Radiation measurement technology has steadily improved and its usage is expanding in various industries such as nuclear medicine, security search, satellite, nondestructive testing, environmental industries and the domain of nuclear power plants (NPPs). Especially, the simultaneous measurements of gamma rays and neutrons can be even more critical for nuclear safety management of spent nuclear fuel and monitoring of the nuclear material. A semiconductor detector comprising cadmium, zinc, and tellurium (CZT) enables to detect gamma-rays due to the significant atomic weight of the elements via immediate neutron and gamma-ray detection. Semiconductor sensors might be used for nuclear safety management by monitoring nuclear materials and spent nuclear fuel with high spatial resolution as well as providing real-time measurements. We aim to introduce a portable nuclide-analysis device that enables the simultaneous measurements of neutrons and gamma rays using a CZT sensor. The detector has a high density and wide energy band gap, and thus exhibits highly sensitive physical characteristics and characteristics are required for performing neutron and gamma-ray detection.
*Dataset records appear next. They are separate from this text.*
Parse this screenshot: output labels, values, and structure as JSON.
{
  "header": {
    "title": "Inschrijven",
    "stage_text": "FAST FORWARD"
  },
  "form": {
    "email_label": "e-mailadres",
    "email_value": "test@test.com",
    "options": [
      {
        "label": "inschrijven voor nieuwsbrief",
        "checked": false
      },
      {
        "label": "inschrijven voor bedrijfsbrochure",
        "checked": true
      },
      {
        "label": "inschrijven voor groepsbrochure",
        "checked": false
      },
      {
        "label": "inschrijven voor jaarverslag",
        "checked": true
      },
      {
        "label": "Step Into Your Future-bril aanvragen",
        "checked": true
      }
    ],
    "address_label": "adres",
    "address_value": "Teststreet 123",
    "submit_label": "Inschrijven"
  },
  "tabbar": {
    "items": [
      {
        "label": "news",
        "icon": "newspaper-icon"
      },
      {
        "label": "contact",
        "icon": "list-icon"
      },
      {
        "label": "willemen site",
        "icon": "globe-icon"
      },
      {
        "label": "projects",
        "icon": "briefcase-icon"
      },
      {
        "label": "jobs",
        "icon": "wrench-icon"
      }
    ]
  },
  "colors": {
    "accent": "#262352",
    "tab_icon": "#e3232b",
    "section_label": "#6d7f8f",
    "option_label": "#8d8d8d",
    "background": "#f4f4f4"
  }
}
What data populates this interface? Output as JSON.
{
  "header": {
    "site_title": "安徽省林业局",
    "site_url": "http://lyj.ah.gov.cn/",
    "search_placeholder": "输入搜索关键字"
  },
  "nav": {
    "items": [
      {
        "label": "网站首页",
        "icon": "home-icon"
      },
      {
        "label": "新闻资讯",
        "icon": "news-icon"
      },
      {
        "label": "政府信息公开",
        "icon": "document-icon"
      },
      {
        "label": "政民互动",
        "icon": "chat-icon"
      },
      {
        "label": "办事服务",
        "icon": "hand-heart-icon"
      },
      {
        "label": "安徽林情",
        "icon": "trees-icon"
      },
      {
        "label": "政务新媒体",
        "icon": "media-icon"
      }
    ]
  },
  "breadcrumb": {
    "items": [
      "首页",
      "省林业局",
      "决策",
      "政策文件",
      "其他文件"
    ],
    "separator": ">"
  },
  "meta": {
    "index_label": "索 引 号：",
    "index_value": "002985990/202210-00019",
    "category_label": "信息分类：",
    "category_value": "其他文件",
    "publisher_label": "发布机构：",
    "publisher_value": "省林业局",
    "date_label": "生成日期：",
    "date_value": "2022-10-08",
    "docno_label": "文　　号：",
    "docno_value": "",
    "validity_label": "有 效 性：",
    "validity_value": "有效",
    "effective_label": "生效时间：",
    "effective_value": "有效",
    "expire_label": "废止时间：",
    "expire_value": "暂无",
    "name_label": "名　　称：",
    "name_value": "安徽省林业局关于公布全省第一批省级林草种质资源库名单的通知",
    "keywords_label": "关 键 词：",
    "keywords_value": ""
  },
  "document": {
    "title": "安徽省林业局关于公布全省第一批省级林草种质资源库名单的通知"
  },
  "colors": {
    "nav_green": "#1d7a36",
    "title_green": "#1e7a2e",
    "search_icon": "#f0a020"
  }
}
Portable nuclide-analysis device is used on NPP-decommissioning sites or the purpose of nuclear nonproliferation, it will rapidly detect the nuclear material and provide radioactive-material information. Eventually, portable nuclide-analysis device can reduce measurement time and economic costs by providing a basis for rational decision making.